After this bizarre detour, the real Sabata returned in, well, Return of Sabata. With Van Cleef back in his dandyish duds (a fun change of pace from the usual spaghetti-Western grunginess), Return of Sabata is the most interesting movie of the three, even though it’s terrible. What gives the picture energy is not the middling story, but rather the wall-to-wall gonzo energy of Parolini’s direction. Seemingly afflicted with the cinematic equivalent of ADD, Parolini goes overboard with whiplash zooms in all three pictures, but Return of Sabata is shot like the whole crew was jacked up on crank. The opening sequence is incredibly arch, a candy-colored shootout photographed with tricks from the Fellini playbook (clowns, fisheye lenses), and there’s some very strange business later with acrobats using slingshots and trampolines during a heist. The usual spaghetti-Western shortcomings add to the weirdness, from awkwardly dubbed dialogue to narrative leaps that suggest whole scenes were snipped during editing or simply never filmed. Wackadoodle filmmaking isn’t quite enough to make the trite script palatable, however, and Van Cleef does a lot more posturing than he does performing—but at least there’s something cooking inside Return of Sabata, which is more than can be said for the other pictures.
Adios, Sabata: LAME
Return of Sabata: FUNKY
The Skimmel character in 'Adios' was dubbed by Hal Linden(!). He did quite a bit of voice-work (in NYC) in the 60's, including other Euro-westerns ('The Big Gundown') & Toho monster flicks.
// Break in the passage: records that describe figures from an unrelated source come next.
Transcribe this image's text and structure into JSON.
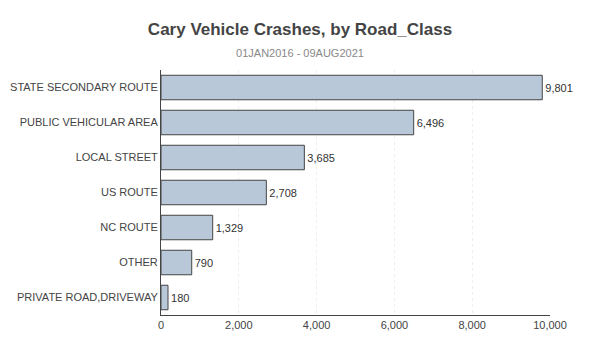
{
  "chart_data": {
    "type": "bar",
    "orientation": "horizontal",
    "title": "Cary Vehicle Crashes, by Road_Class",
    "subtitle": "01JAN2016 - 09AUG2021",
    "categories": [
      "PRIVATE ROAD,DRIVEWAY",
      "OTHER",
      "NC ROUTE",
      "US ROUTE",
      "LOCAL STREET",
      "PUBLIC VEHICULAR AREA",
      "STATE SECONDARY ROUTE"
    ],
    "values": [
      180,
      790,
      1329,
      2708,
      3685,
      6496,
      9801
    ],
    "value_labels": [
      "180",
      "790",
      "1,329",
      "2,708",
      "3,685",
      "6,496",
      "9,801"
    ],
    "data_labels": true,
    "color": "#b8c8d8",
    "xlim": [
      0,
      10000
    ],
    "xticks": [
      0,
      {
        "value": 2000,
        "label": "2,000"
      },
      {
        "value": 4000,
        "label": "4,000"
      },
      {
        "value": 6000,
        "label": "6,000"
      },
      {
        "value": 8000,
        "label": "8,000"
      },
      {
        "value": 10000,
        "label": "10,000"
      }
    ],
    "grid": true
  }
}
ReplyDeleteFor me, Adios, Sabata is distinguished by an excellent score by occasional Morricone collaborator Bruno Nicolai; and by the presence of Dean Reed, American-turned-Russian pop star who may have been murdered by the KGB. I also enjoyed the off-kilter presence of Brynner. Finally, a western in which Austrians are the bad guys has to score points for originality.
ReplyDeleteYeah, Nicolai's score is awesome. The photography, particularly the sequences in Spain, is also outstanding.